Paura. Di te. Amarti è il rischio più alto. Molteplici, la tua vita e tu. Ti ho, quella di oggi; ormai ti conosco, penetro in labirinti, facili grazie a te, alla tua mano. E i miei ora, sì. Però tu sei il tuo stesso più oltre, come la luce e il mondo: giorni, notti, estati, inverni che si succedono. Fatalmente, ti trasformi, e sei sempre tu, nel tuo stesso mutamento, con la fedeltà costante del mutare.
Dimmi, potrò io vivere in quegli altri climi, o futuri, o luci che stai elaborando, come il frutto il suo succo, per un domani tuo? O sarò appena qualcosa nata per un giorno tuo il mio giorno eterno, per una primavera in me fiorita sempre, e non potrò più vivere quando giungeranno successive in te, inevitabilmente, le forze e i venti nuovi, le altre luci, che attendono già il momento di essere, in te, la tua vita?
È stato, accadde, è vero. Fu in un giorno, fu una data che segna il tempo al tempo. Fu in luogo che io vedo. I suoi piedi toccavano il suolo questo stesso che tutti tocchiamo. Il suo vestito era simile ad altri che indossano altre donne. Il suo orologio sfogliava calendari, senza scordare un'ora: come contano gli altri. E quello che lei mi disse fu in una lingua del mondo, con grammatica e storia. Così vero che sembrava menzogna.
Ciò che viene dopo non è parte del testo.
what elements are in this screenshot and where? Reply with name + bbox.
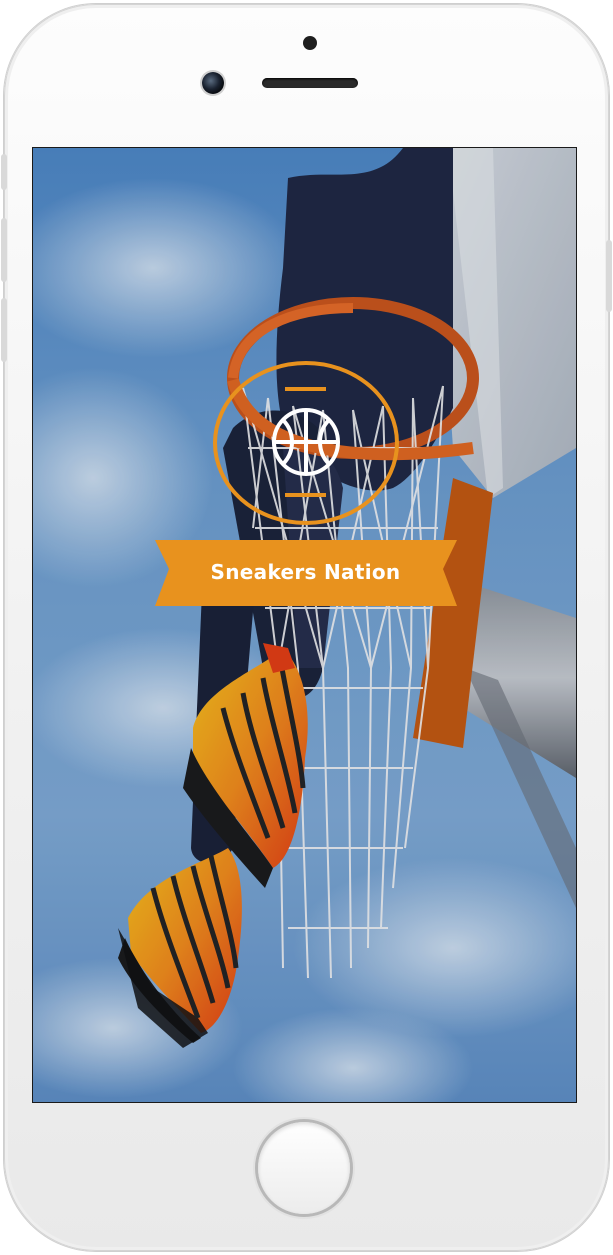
app-screen: Sneakers Nation	[33, 148, 576, 1102]
power-button	[606, 240, 612, 312]
home-button[interactable]	[258, 1122, 350, 1214]
background-photo	[33, 148, 576, 1102]
volume-up-button	[1, 218, 7, 282]
front-camera-icon	[202, 72, 224, 94]
app-title: Sneakers Nation	[210, 560, 401, 584]
mute-switch	[1, 154, 7, 190]
volume-down-button	[1, 298, 7, 362]
earpiece-speaker	[262, 78, 358, 88]
proximity-sensor	[303, 36, 317, 50]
No. Devo viverlo dentro, me lo devo sognare. Togliere il colore, il numero, il respiro tutto fuoco, con cui mi bruciò nel dirmelo. Mutare tutto in forse, in mero caso, sognandolo. Così, quando vorrà smentire ciò che mi disse allora, non mi morderà il dolore d'una felicità perduta che io tenni fra le braccia, come si tiene un corpo. Crederò di aver sognato. Che tutte quelle cose, così vere, non ebbero corpo, né nome. Che perdo un'ombra, un sogno ancora.
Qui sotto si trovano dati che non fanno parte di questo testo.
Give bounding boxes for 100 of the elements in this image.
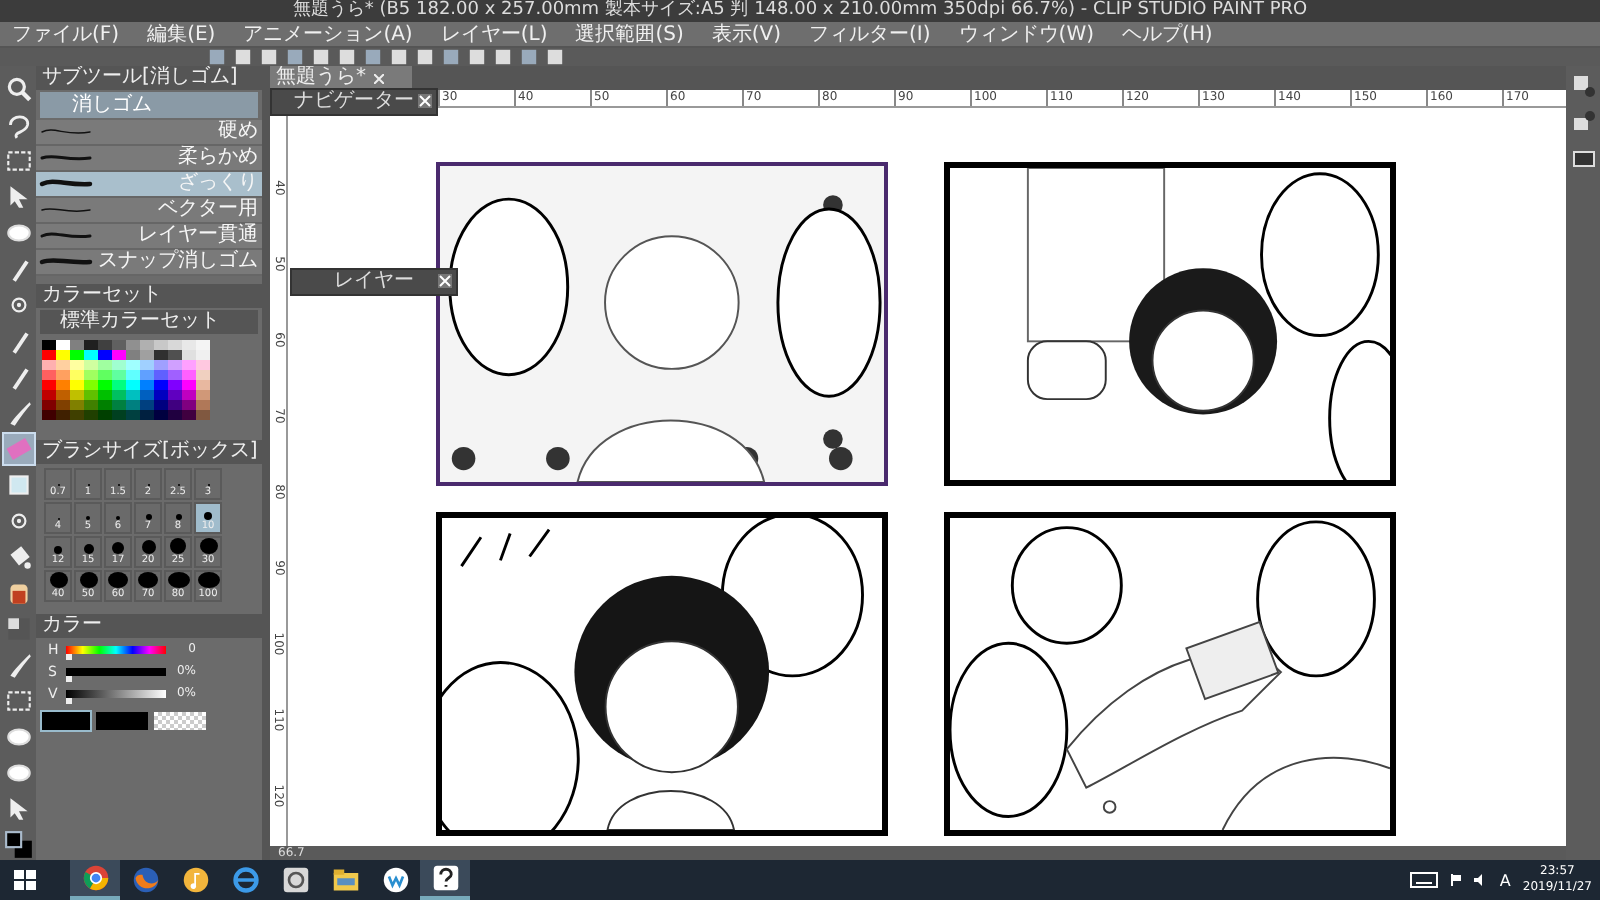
color-swatch[interactable] [182, 410, 196, 420]
color-swatch[interactable] [126, 390, 140, 400]
color-swatch[interactable] [154, 400, 168, 410]
color-swatch[interactable] [126, 350, 140, 360]
color-swatch[interactable] [70, 360, 84, 370]
color-swatch[interactable] [168, 380, 182, 390]
menu-item[interactable]: フィルター(I) [809, 21, 931, 47]
color-swatch[interactable] [112, 370, 126, 380]
menu-item[interactable]: 表示(V) [711, 21, 782, 47]
color-swatch[interactable] [168, 340, 182, 350]
color-swatch[interactable] [42, 370, 56, 380]
sub-tool-item[interactable]: スナップ消しゴム [36, 250, 262, 276]
color-swatch[interactable] [126, 380, 140, 390]
taskbar-app-icon[interactable] [70, 860, 120, 900]
tool-icon[interactable] [3, 470, 33, 500]
color-swatch[interactable] [98, 410, 112, 420]
color-swatch[interactable] [70, 380, 84, 390]
color-swatch[interactable] [168, 370, 182, 380]
tool-icon[interactable] [3, 146, 33, 176]
color-swatch[interactable] [140, 400, 154, 410]
color-swatch[interactable] [140, 390, 154, 400]
color-swatch[interactable] [84, 400, 98, 410]
color-swatch[interactable] [42, 390, 56, 400]
color-swatch[interactable] [56, 370, 70, 380]
color-swatch[interactable] [140, 370, 154, 380]
color-swatch[interactable] [154, 370, 168, 380]
transparent-swatch[interactable] [154, 712, 206, 730]
color-swatch[interactable] [112, 360, 126, 370]
ime-indicator[interactable]: A [1499, 871, 1511, 889]
tool-icon[interactable] [3, 686, 33, 716]
color-swatch[interactable] [182, 400, 196, 410]
menu-item[interactable]: 編集(E) [147, 21, 216, 47]
layer-settings-icon[interactable] [1571, 74, 1595, 98]
sub-color-swatch[interactable] [96, 712, 148, 730]
color-swatch[interactable] [56, 350, 70, 360]
color-swatch[interactable] [98, 360, 112, 370]
color-swatch[interactable] [84, 360, 98, 370]
color-swatch[interactable] [182, 340, 196, 350]
color-swatch[interactable] [182, 360, 196, 370]
keyboard-icon[interactable] [1409, 872, 1438, 888]
color-swatch[interactable] [140, 340, 154, 350]
color-swatch[interactable] [182, 380, 196, 390]
color-swatch[interactable] [84, 340, 98, 350]
color-swatch[interactable] [42, 360, 56, 370]
color-swatch[interactable] [140, 350, 154, 360]
flag-icon[interactable] [1449, 874, 1462, 886]
color-swatch[interactable] [42, 350, 56, 360]
color-swatch[interactable] [70, 350, 84, 360]
navigator-title-bar[interactable]: ナビゲーター [270, 88, 438, 116]
color-swatch[interactable] [126, 340, 140, 350]
color-swatch[interactable] [84, 350, 98, 360]
slider-thumb[interactable] [66, 697, 72, 703]
color-swatch[interactable] [154, 390, 168, 400]
slider-thumb[interactable] [66, 675, 72, 681]
sub-tool-item[interactable]: レイヤー貫通 [36, 224, 262, 250]
sub-tool-item[interactable]: 硬め [36, 120, 262, 146]
color-swatch[interactable] [196, 390, 210, 400]
color-swatch[interactable] [84, 380, 98, 390]
color-swatch[interactable] [112, 350, 126, 360]
taskbar-app-icon[interactable] [420, 860, 470, 900]
color-swatch[interactable] [70, 410, 84, 420]
tool-icon[interactable] [3, 110, 33, 140]
color-swatch[interactable] [126, 400, 140, 410]
tool-icon[interactable] [3, 614, 33, 644]
color-swatch[interactable] [154, 410, 168, 420]
color-swatch[interactable] [196, 350, 210, 360]
slider-thumb[interactable] [66, 653, 72, 659]
color-swatch[interactable] [98, 370, 112, 380]
color-swatch[interactable] [154, 360, 168, 370]
color-swatch[interactable] [56, 390, 70, 400]
color-swatch[interactable] [84, 370, 98, 380]
color-swatch[interactable] [154, 380, 168, 390]
color-swatch[interactable] [140, 410, 154, 420]
color-swatch[interactable] [140, 380, 154, 390]
color-swatch[interactable] [84, 390, 98, 400]
color-swatch[interactable] [112, 400, 126, 410]
color-swatch[interactable] [56, 340, 70, 350]
close-icon[interactable] [374, 73, 384, 83]
color-swatch[interactable] [168, 400, 182, 410]
color-swatch-icon[interactable] [3, 830, 33, 860]
color-swatch[interactable] [56, 360, 70, 370]
color-swatch[interactable] [98, 350, 112, 360]
color-swatch[interactable] [196, 360, 210, 370]
document-tab[interactable]: 無題うら* [270, 66, 412, 90]
color-swatch[interactable] [182, 390, 196, 400]
color-swatch[interactable] [154, 350, 168, 360]
color-swatch[interactable] [56, 400, 70, 410]
color-swatch[interactable] [126, 410, 140, 420]
color-swatch[interactable] [42, 400, 56, 410]
tool-group-tab[interactable]: 消しゴム [40, 92, 258, 118]
color-swatch[interactable] [168, 390, 182, 400]
color-swatch[interactable] [196, 340, 210, 350]
menu-item[interactable]: ウィンドウ(W) [958, 21, 1094, 47]
color-swatch[interactable] [168, 410, 182, 420]
menu-item[interactable]: アニメーション(A) [243, 21, 413, 47]
menu-item[interactable]: ファイル(F) [12, 21, 120, 47]
speaker-icon[interactable] [1473, 874, 1488, 886]
color-swatch[interactable] [126, 370, 140, 380]
color-swatch[interactable] [42, 380, 56, 390]
color-swatch[interactable] [168, 360, 182, 370]
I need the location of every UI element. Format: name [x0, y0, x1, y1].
Quello che sei mi distrae da quello che dici. Lanci parole veloci, pavesate di risa, invitandomi ad andare dove mi porteranno. Non ti presto attenzione, non le seguo: sto guardando le labbra da cui sono nate. Intanto guardi lontano. Fissi lo sguardo laggiù, non so in cosa, e già si precipita a cercarlo la tua anima affilata, come saetta. Io non guardo dove guardi: io ti vedo guardare. E quando desideri qualcosa non penso a quello che vuoi né lo invidio: è il meno. Ciò che ami oggi, lo desideri; domani lo dimenticherai per un nuovo amore. No. Ti aspetto oltre qualsiasi fine o termine in ciò che non deve succedere. Io resto nel puro atto del tuo desiderio, amandoti. E non voglio altro che vederti amare.